As Judge Sullivan observed: “The legislation suggested by the President flips this burden, placing the burden on Members of Congress to convince a majority of their colleagues to enact the suggested legislation.” Therefore, Congress’s general ability to legislate regarding emoluments is no substitute for the specific type of vote the Constitution guarantees. Nor does it suffice that Congress can express disapproval of emoluments the President already has accepted (assuming Congress learns about them), because such after-the-fact votes raise the same problem and cannot, in any event, force the President to relinquish those emoluments.

The other unusual aspect of the Foreign Emoluments Clause that is critical here is this: the Clause regulates the private conduct of federal officials, not just the performance of their governmental duties. If a foreign government offers the President a million dollars, he cannot accept it without consent. Period. It doesn’t matter whether the money is offered as a diplomatic gesture in a public ceremony, covertly in a dark alley, or in compensation for some private service rendered.
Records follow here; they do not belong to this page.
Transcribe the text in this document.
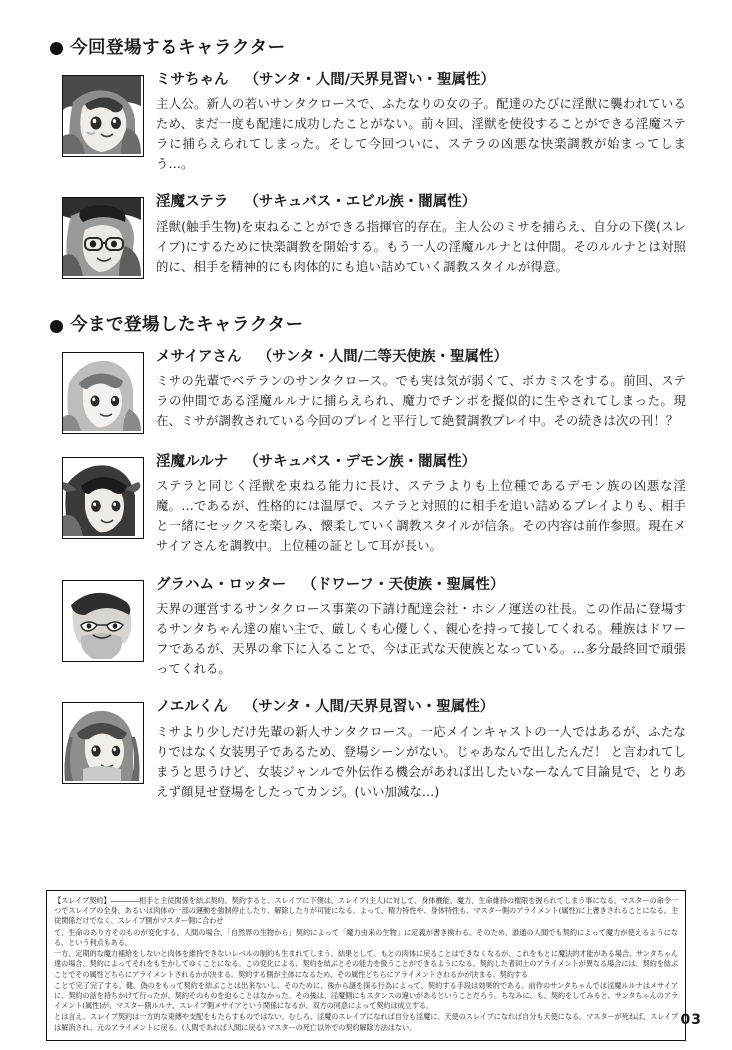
今回登場するキャラクター
ミサちゃん （サンタ・人間/天界見習い・聖属性）

主人公。新人の若いサンタクロースで、ふたなりの女の子。配達のたびに淫獣に襲われているため、まだ一度も配達に成功したことがない。前々回、淫獣を使役することができる淫魔ステラに捕らえられてしまった。そして今回ついに、ステラの凶悪な快楽調教が始まってしまう…。

淫魔ステラ （サキュバス・エビル族・闇属性）

淫獣(触手生物)を束ねることができる指揮官的存在。主人公のミサを捕らえ、自分の下僕(スレイブ)にするために快楽調教を開始する。もう一人の淫魔ルルナとは仲間。そのルルナとは対照的に、相手を精神的にも肉体的にも追い詰めていく調教スタイルが得意。

今まで登場したキャラクター
メサイアさん （サンタ・人間/二等天使族・聖属性）

ミサの先輩でベテランのサンタクロース。でも実は気が弱くて、ボカミスをする。前回、ステラの仲間である淫魔ルルナに捕らえられ、魔力でチンポを擬似的に生やされてしまった。現在、ミサが調教されている今回のプレイと平行して絶賛調教プレイ中。その続きは次の刊！？

淫魔ルルナ （サキュバス・デモン族・闇属性）

ステラと同じく淫獣を束ねる能力に長け、ステラよりも上位種であるデモン族の凶悪な淫魔。…であるが、性格的には温厚で、ステラと対照的に相手を追い詰めるプレイよりも、相手と一緒にセックスを楽しみ、懐柔していく調教スタイルが信条。その内容は前作参照。現在メサイアさんを調教中。上位種の証として耳が長い。

グラハム・ロッター （ドワーフ・天使族・聖属性）

天界の運営するサンタクロース事業の下請け配達会社・ホシノ運送の社長。この作品に登場するサンタちゃん達の雇い主で、厳しくも心優しく、親心を持って接してくれる。種族はドワーフであるが、天界の傘下に入ることで、今は正式な天使族となっている。…多分最終回で頑張ってくれる。

ノエルくん （サンタ・人間/天界見習い・聖属性）

ミサより少しだけ先輩の新人サンタクロース。一応メインキャストの一人ではあるが、ふたなりではなく女装男子であるため、登場シーンがない。じゃあなんで出したんだ！ と言われてしまうと思うけど、女装ジャンルで外伝作る機会があれば出したいなーなんて目論見で、とりあえず顔見せ登場をしたってカンジ。(いい加減な…)

【スレイブ契約】――――相手と主従関係を結ぶ契約。契約すると、スレイブに下僕は、スレイブ(主人)に対して、身体機能、魔力、生命維持の権限を握られてしまう事になる。マスターの命令一つでスレイブの全身、あるいは肉体の一部の運動を強制停止したり、解除したりが可能になる。よって、精力特性や、身体特性も、マスター側のアライメント(属性)に上書きされることになる。主従関係だけでなく、スレイブ側がマスター側に合わせ

て、生命のあり方そのものが変化する。人間の場合、「自然界の生物から」契約によって「魔力由来の生物」に定義が書き換わる。そのため、誰通の人間でも契約によって魔力が使えるようになる、という利点もある。

一方、定期的な魔力補給をしないと肉体を維持できないレベルの制約も生まれてしまう。結果として、もとの肉体に戻ることはできなくなるが、これをもとに魔法的才能がある場合、サンタちゃん達の場合、契約によってそれをも生かしてゆくことになる。この変化による、契約を結ぶとその能力を扱うことができるようになる。契約した者同士のアライメントが異なる場合には、契約を結ぶことでその属性どちらにアライメントされるかが決まる。契約する側が主体になるため、その属性どちらにアライメントされるかが決まる。契約する

ことで完了完了する。健、偽のをもって契約を結ぶことは出来ないし、そのために、後から謎を探る行為によって、契約する手段は効果的である。前作のサンタちゃんでは淫魔ルルナはメサイアに、契約の話を持ちかけて行ったが、契約そのものを迫ることはなかった。その後は、淫魔側にもスタンスの違いがあるということだろう。ちなみに、も、契約をしてみると、サンタちゃんのアライメント(属性)が、マスター側ルルナ、スレイブ側メサイアという関係になるが、双方の同意によって契約は成立する。

とは言え、スレイブ契約は一方的な束縛や支配をもたらすものではない。むしろ、淫魔のスレイブになれば自分も淫魔に、天使のスレイブになれば自分も天使になる。マスターが死ねば、スレイブは解消され、元のアライメントに戻る。(人間であれば人間に戻る) マスターの死亡以外での契約解除方法はない。	03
But the fact that Trump is violating the Clause through his personal businesses does have one significant consequence: it means that Congress cannot rely on its main tool for keeping the executive in line—its power of the purse. When a president ignores Congress’s voting prerogatives with respect to an environmental program or a military operation, for instance, Congress can stop the activities in question by cutting off their funding. No such option is available here, because Trump does not need government money or personnel to carry out his violations of the Clause.

There are other arguments and nuances at play, of course, but they are addressed in our brief and in Judge Sullivan’s opinion. The key point here is that no other constitutional provision features both of the unusual traits discussed above. That rare combination, along with President Trump’s brazen conduct, is why the Blumenthal & Nadler plaintiffs lack a legislative remedy adequate to address the denial of their voting rights. It’s also why they have standing to seek redress from the courts—for every foreign emolument that President Trump is accepting without their consent. Friday’s decision is a timely reminder of the judiciary’s vital role in holding presidents accountable when they violate the law.